Q94 Mr Khan: When should we expect to be able to have you back here and ask you the questions about the bell graph you talked about and refer to it as a significant improvement? How soon?

Sir Nigel Crisp: I think it is happening. Some of these figures, it is interesting, have changed in the last couple of years, even within this report. The people who say that they have been in stroke units and so on have shifted from 40% to 60% in three years, though if you were to invite us back in three years' time or something I suspect you would see a much better picture than that.

Professor Boyle: You mentioned the North East, in fact, one of our exemplar hospitals is in Newcastle and one our leading clinicians, who is helping us develop the strategy, is based there. One of the reasons is that it is another large hospital where you are likely to have a bigger cohort of patients to manage, more resources and easier access to the scanning and the other technology. Even there, in a big hospital, it is not easy. This individual has also been appointed to run another topic, which we have not mentioned yet, which is a UK Stroke Research Network. We have funded them with £20 million over five years to develop research networks across the country which will cover about three quarters of the population.

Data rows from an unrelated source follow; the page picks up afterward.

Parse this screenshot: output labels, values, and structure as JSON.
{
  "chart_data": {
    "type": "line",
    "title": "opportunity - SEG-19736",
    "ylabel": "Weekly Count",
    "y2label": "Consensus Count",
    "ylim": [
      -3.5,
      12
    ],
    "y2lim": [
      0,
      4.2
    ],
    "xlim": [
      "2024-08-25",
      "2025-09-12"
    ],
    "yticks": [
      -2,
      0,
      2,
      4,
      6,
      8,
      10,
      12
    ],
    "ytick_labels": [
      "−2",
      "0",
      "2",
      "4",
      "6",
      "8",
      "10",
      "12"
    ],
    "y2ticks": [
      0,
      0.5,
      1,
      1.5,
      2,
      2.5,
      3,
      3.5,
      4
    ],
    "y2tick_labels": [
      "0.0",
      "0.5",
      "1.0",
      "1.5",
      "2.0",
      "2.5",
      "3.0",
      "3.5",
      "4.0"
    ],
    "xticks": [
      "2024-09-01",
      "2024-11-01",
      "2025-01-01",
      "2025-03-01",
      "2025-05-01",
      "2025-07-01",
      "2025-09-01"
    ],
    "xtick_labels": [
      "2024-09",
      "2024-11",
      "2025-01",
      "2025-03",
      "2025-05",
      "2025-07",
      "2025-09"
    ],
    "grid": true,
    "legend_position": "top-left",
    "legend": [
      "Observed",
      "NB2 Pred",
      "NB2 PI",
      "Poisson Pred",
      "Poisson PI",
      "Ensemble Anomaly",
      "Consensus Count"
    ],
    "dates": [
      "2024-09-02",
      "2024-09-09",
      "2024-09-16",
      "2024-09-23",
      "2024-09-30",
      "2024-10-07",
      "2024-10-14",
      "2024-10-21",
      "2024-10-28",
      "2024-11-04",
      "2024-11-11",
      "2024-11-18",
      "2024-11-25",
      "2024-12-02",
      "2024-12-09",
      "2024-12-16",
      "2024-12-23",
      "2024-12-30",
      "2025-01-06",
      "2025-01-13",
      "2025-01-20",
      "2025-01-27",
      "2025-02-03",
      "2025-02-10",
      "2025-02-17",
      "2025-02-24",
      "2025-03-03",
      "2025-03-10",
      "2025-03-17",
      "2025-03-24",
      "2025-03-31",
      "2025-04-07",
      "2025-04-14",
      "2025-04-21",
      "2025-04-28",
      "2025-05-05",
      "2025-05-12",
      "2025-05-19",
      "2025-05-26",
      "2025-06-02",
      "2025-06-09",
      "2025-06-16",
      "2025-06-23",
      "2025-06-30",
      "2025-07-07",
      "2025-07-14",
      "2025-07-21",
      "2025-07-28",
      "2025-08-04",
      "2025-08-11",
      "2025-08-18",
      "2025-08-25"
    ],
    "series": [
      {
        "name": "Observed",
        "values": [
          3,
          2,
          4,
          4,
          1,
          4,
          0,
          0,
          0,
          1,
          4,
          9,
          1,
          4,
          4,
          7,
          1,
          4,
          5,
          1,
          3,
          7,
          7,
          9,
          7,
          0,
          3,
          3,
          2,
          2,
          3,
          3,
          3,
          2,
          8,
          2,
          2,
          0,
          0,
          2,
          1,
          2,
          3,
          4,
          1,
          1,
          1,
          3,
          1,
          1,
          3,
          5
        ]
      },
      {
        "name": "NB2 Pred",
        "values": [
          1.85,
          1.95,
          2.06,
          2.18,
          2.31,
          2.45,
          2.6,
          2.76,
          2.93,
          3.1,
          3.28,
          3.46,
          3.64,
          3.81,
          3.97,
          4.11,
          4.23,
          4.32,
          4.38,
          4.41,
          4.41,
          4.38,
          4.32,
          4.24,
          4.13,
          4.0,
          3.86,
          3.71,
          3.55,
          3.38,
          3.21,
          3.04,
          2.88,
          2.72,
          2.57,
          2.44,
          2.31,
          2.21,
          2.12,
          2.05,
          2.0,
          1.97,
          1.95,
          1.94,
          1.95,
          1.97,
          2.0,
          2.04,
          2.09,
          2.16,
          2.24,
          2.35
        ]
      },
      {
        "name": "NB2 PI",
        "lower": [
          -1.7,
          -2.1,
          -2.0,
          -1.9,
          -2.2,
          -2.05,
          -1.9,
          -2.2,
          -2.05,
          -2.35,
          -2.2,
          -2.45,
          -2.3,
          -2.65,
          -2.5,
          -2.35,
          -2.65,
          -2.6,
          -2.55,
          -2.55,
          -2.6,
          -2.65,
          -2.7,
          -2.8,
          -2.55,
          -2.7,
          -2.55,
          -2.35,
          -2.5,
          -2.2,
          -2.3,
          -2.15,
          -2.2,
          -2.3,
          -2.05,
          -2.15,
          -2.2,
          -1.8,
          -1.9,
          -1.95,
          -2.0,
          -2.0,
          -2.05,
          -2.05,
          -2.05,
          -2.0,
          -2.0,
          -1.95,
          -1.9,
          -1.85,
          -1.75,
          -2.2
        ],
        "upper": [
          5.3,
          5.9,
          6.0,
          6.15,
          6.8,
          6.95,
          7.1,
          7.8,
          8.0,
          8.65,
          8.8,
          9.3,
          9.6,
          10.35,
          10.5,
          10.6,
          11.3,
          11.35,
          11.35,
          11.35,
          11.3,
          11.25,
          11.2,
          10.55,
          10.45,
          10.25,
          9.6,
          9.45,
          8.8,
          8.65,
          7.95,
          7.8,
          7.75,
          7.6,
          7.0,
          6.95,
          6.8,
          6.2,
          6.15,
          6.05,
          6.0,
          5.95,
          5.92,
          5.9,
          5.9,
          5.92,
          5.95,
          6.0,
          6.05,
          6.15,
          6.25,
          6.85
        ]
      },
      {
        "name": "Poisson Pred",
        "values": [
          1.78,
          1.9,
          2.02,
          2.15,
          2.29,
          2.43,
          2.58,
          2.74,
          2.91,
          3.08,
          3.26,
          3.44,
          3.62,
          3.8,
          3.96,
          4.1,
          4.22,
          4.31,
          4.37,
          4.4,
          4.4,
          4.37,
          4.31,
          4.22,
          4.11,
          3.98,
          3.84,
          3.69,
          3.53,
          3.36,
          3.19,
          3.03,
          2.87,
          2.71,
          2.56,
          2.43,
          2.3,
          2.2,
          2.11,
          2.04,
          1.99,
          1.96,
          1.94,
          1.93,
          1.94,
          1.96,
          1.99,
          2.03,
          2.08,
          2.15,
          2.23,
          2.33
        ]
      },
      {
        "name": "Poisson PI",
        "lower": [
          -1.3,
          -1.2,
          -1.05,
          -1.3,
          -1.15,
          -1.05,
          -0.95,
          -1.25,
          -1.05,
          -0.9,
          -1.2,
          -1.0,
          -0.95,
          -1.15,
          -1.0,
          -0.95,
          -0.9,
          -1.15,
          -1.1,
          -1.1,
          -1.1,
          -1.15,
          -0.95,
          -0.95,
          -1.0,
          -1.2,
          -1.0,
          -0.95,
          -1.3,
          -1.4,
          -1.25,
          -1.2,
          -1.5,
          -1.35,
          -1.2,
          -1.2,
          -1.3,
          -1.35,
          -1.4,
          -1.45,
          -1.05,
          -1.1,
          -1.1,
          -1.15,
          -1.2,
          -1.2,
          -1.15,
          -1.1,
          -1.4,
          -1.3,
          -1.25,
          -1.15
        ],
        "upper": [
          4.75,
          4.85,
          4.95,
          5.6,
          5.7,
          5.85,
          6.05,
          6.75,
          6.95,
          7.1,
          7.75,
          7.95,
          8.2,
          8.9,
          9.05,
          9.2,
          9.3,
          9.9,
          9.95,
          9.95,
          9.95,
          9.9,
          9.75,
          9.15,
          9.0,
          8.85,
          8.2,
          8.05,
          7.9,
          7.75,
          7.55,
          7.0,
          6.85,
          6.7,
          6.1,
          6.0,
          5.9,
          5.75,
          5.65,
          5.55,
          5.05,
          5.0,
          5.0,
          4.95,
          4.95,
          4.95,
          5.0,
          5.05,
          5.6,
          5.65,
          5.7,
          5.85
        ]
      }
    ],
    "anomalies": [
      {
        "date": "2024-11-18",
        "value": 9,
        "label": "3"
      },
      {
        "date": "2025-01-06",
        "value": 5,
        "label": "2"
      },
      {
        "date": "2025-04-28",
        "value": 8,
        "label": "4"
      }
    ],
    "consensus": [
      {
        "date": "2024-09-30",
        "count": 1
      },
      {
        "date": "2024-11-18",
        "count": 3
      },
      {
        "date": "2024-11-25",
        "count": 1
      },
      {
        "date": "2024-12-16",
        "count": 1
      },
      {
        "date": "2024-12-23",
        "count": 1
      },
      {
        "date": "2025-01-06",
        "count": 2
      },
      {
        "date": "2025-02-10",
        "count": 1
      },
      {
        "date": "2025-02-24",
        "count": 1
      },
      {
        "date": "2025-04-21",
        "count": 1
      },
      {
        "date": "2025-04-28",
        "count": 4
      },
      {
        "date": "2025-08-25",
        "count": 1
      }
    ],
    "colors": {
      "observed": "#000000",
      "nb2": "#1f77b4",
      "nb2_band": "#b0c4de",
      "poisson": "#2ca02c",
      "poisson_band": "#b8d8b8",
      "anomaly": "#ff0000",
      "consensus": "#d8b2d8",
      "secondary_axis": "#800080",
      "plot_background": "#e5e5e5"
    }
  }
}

Q95 Mr Khan: My final two questions are that, first of all, the Chairman and Mr Curry already alluded to public awareness campaigns, and you have been given a sneak preview. One of the criticisms could well be your lack of success in your public awareness campaign. One point that Mr Curry did refer to, where there is a disproportion of sufferers, is women. To pre-empt that criticism, or to make it less stark than it will be, what are you doing to improve the public awareness campaigns?

Professor Boyle: The stroke does get a mention in pretty well every one we have done in most of the leaflets and certainly also in the work we are doing with the Stroke Association to raise awareness that a stroke is important. I think that is for the general public. I think we have got another issue which is making sure that our professional groups are also absolutely fully up to speed and that relates to your last point in terms of how do we spread good practice. We are setting up a series of attachments to the exemplar units to make sure that that good practice is spread.